Thank you for your patience.
Hi, any o you find a solution for this bug?
Nice writetup! If someone decides to launch this script on datacenter, I would definitely recommend using some clean (preferably residential) proxies to avoid your accounts being flagged and save your cookies to re-use them later (this was actually mentioned here in comments).
I've recently published a simple tutorial on Instagram scraping and discovering micro-influencers via Node.js and MySQL.
How to scrape Instagram followers with Node.js, put results to MySQL, and discover micro-influencers
restyler ・ Oct 3 ・ 9 min read
Good luck!
Do u know, how to save login session after browser close and want to scraping again and again ?
go to your project directory
using the terminal,run the command below,
npx playwright open --save-storage websitename.json
a browser will open,now navigate to the website and sign-in/solve captcha,
then close browser. You will notice that a file "websitename.json" has been created.

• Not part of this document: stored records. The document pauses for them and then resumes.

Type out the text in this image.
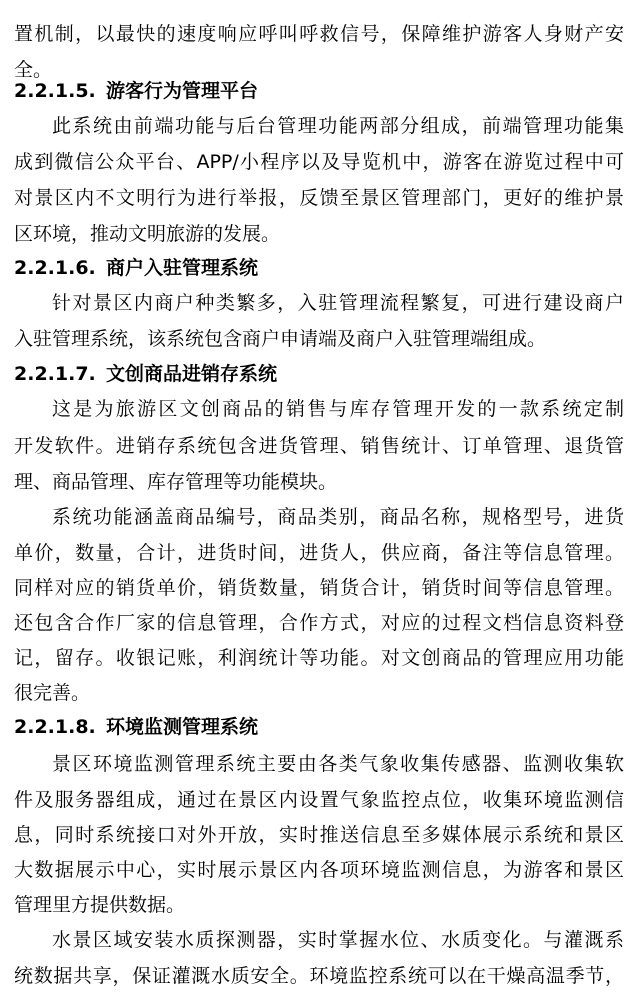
置机制，以最快的速度响应呼叫呼救信号，保障维护游客人身财产安
全。
2.2.1.5. 游客行为管理平台
此系统由前端功能与后台管理功能两部分组成，前端管理功能集
成到微信公众平台、APP/小程序以及导览机中，游客在游览过程中可
对景区内不文明行为进行举报，反馈至景区管理部门，更好的维护景
区环境，推动文明旅游的发展。
2.2.1.6. 商户入驻管理系统
针对景区内商户种类繁多，入驻管理流程繁复，可进行建设商户
入驻管理系统，该系统包含商户申请端及商户入驻管理端组成。
2.2.1.7. 文创商品进销存系统
这是为旅游区文创商品的销售与库存管理开发的一款系统定制
开发软件。进销存系统包含进货管理、销售统计、订单管理、退货管
理、商品管理、库存管理等功能模块。
系统功能涵盖商品编号，商品类别，商品名称，规格型号，进货
单价，数量，合计，进货时间，进货人，供应商，备注等信息管理。
同样对应的销货单价，销货数量，销货合计，销货时间等信息管理。
还包含合作厂家的信息管理，合作方式，对应的过程文档信息资料登
记，留存。收银记账，利润统计等功能。对文创商品的管理应用功能
很完善。
2.2.1.8. 环境监测管理系统
景区环境监测管理系统主要由各类气象收集传感器、监测收集软
件及服务器组成，通过在景区内设置气象监控点位，收集环境监测信
息，同时系统接口对外开放，实时推送信息至多媒体展示系统和景区
大数据展示中心，实时展示景区内各项环境监测信息，为游客和景区
管理里方提供数据。
水景区域安装水质探测器，实时掌握水位、水质变化。与灌溉系
统数据共享，保证灌溉水质安全。环境监控系统可以在干燥高温季节，
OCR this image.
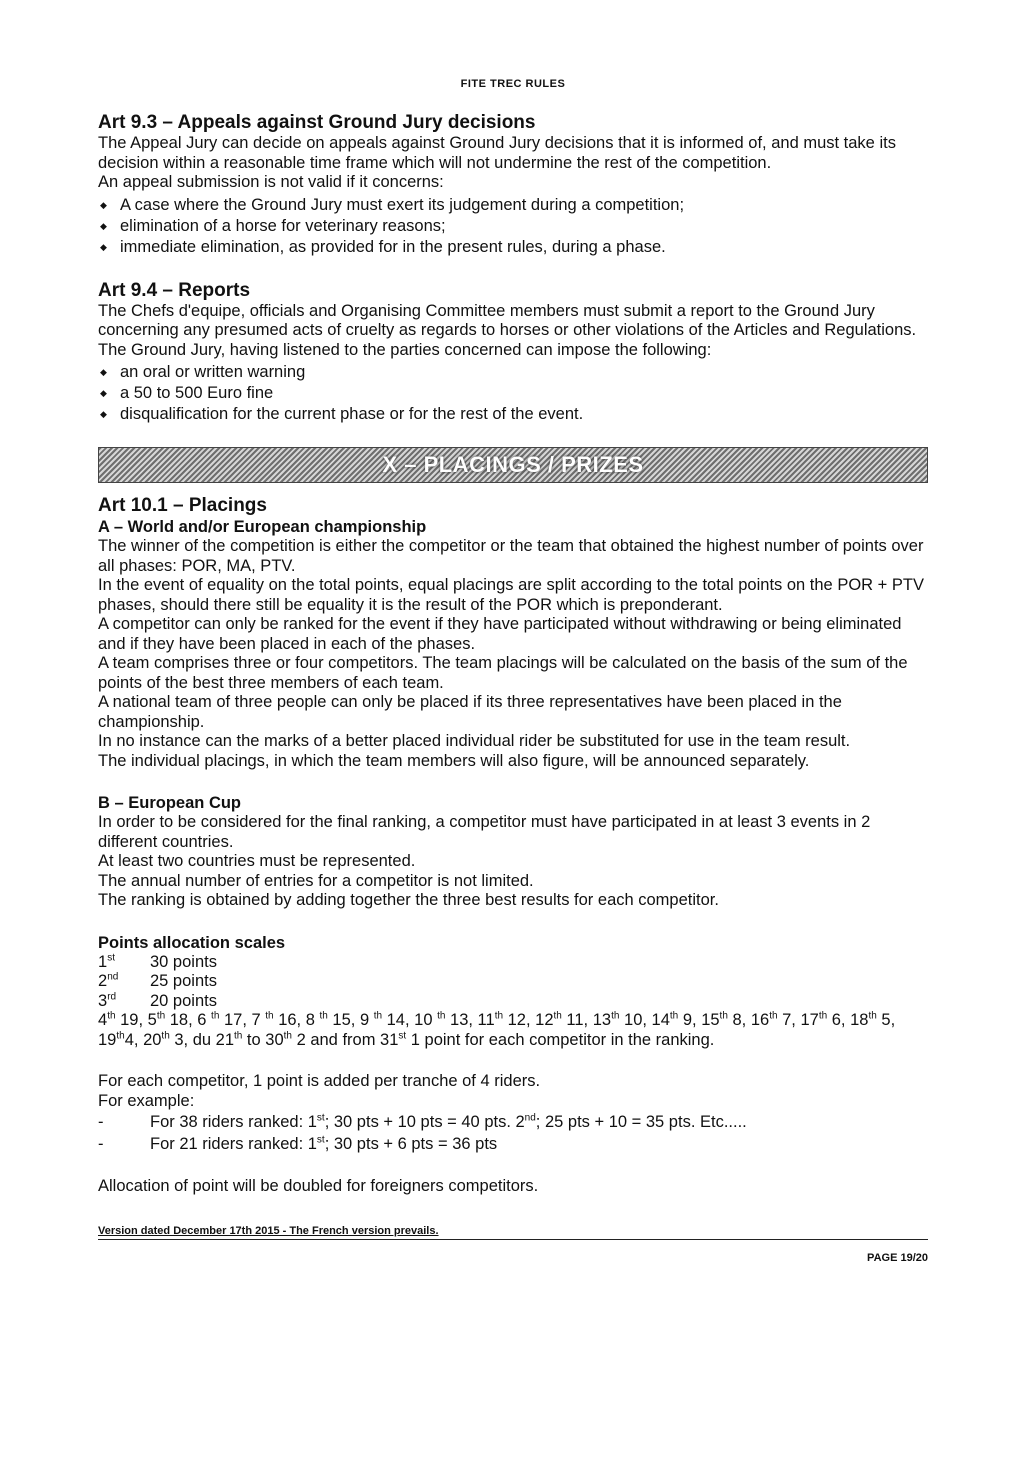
FITE TREC RULES
Art 9.3 – Appeals against Ground Jury decisions

The Appeal Jury can decide on appeals against Ground Jury decisions that it is informed of, and must take its decision within a reasonable time frame which will not undermine the rest of the competition.

An appeal submission is not valid if it concerns:

◆ A case where the Ground Jury must exert its judgement during a competition;
◆ elimination of a horse for veterinary reasons;
◆ immediate elimination, as provided for in the present rules, during a phase.
Art 9.4 – Reports

The Chefs d'equipe, officials and Organising Committee members must submit a report to the Ground Jury concerning any presumed acts of cruelty as regards to horses or other violations of the Articles and Regulations.

The Ground Jury, having listened to the parties concerned can impose the following:

◆ an oral or written warning
◆ a 50 to 500 Euro fine
◆ disqualification for the current phase or for the rest of the event.
X – PLACINGS / PRIZES
Art 10.1 – Placings
A – World and/or European championship

The winner of the competition is either the competitor or the team that obtained the highest number of points over all phases: POR, MA, PTV.

In the event of equality on the total points, equal placings are split according to the total points on the POR + PTV phases, should there still be equality it is the result of the POR which is preponderant.

A competitor can only be ranked for the event if they have participated without withdrawing or being eliminated and if they have been placed in each of the phases.

A team comprises three or four competitors. The team placings will be calculated on the basis of the sum of the points of the best three members of each team.

A national team of three people can only be placed if its three representatives have been placed in the championship.

In no instance can the marks of a better placed individual rider be substituted for use in the team result.

The individual placings, in which the team members will also figure, will be announced separately.

B – European Cup

In order to be considered for the final ranking, a competitor must have participated in at least 3 events in 2 different countries.

At least two countries must be represented.

The annual number of entries for a competitor is not limited.

The ranking is obtained by adding together the three best results for each competitor.

Points allocation scales
1st	30 points
2nd	25 points
3rd	20 points

4th 19, 5th 18, 6 $^{th}$ 17, 7 $^{th}$ 16, 8 $^{th}$ 15, 9 $^{th}$ 14, 10 $^{th}$ 13, 11th 12, 12th 11, 13th 10, 14th 9, 15th 8, 16th 7, 17th 6, 18th 5, 19th4, 20th 3, du 21th to 30th 2 and from 31st 1 point for each competitor in the ranking.

For each competitor, 1 point is added per tranche of 4 riders.

For example:

- For 38 riders ranked: 1st; 30 pts + 10 pts = 40 pts. 2nd; 25 pts + 10 = 35 pts. Etc.....
- For 21 riders ranked: 1st; 30 pts + 6 pts = 36 pts

Allocation of point will be doubled for foreigners competitors.

Version dated December 17th 2015 - The French version prevails.
PAGE 19/20
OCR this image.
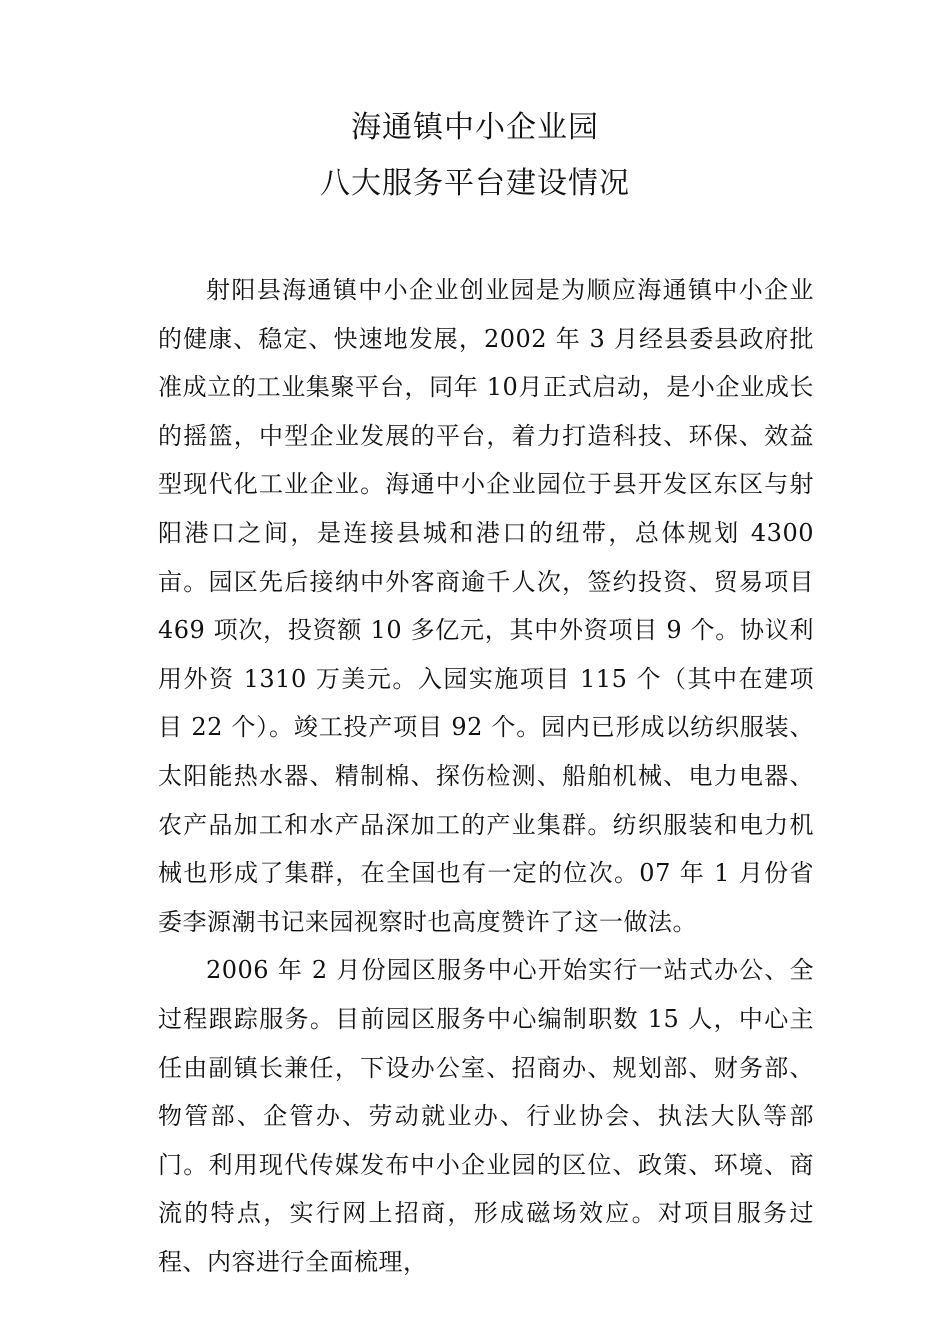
海通镇中小企业园
八大服务平台建设情况

射阳县海通镇中小企业创业园是为顺应海通镇中小企业的健康、稳定、快速地发展，2002 年 3 月经县委县政府批准成立的工业集聚平台，同年 10月正式启动，是小企业成长的摇篮，中型企业发展的平台，着力打造科技、环保、效益型现代化工业企业。海通中小企业园位于县开发区东区与射阳港口之间，是连接县城和港口的纽带，总体规划 4300 亩。园区先后接纳中外客商逾千人次，签约投资、贸易项目 469 项次，投资额 10 多亿元，其中外资项目 9 个。协议利用外资 1310 万美元。入园实施项目 115 个（其中在建项目 22 个）。竣工投产项目 92 个。园内已形成以纺织服装、太阳能热水器、精制棉、探伤检测、船舶机械、电力电器、农产品加工和水产品深加工的产业集群。纺织服装和电力机械也形成了集群，在全国也有一定的位次。07 年 1 月份省委李源潮书记来园视察时也高度赞许了这一做法。

2006 年 2 月份园区服务中心开始实行一站式办公、全过程跟踪服务。目前园区服务中心编制职数 15 人，中心主任由副镇长兼任，下设办公室、招商办、规划部、财务部、物管部、企管办、劳动就业办、行业协会、执法大队等部门。利用现代传媒发布中小企业园的区位、政策、环境、商流的特点，实行网上招商，形成磁场效应。对项目服务过程、内容进行全面梳理，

now in playwright,set you browser context using this code below
const context = await browser.newContext({
storageState: "websitename.json"
});
you are now automatically logged in. :)
I haven't tried that and maybe it's possible but i'm sure it's not going to work if you randomly spin up browsers using Playwright.
Let me know if you are able to do that :)
scaling headless browsers is genuinely hard. concurrency limits, page crashes, worker restarts...
snapapi.pics handles the scaling layer. you just fire the API requests, they deal with the browser fleet
Why not Functions Framework? Is the use of Firebase tools really necessary?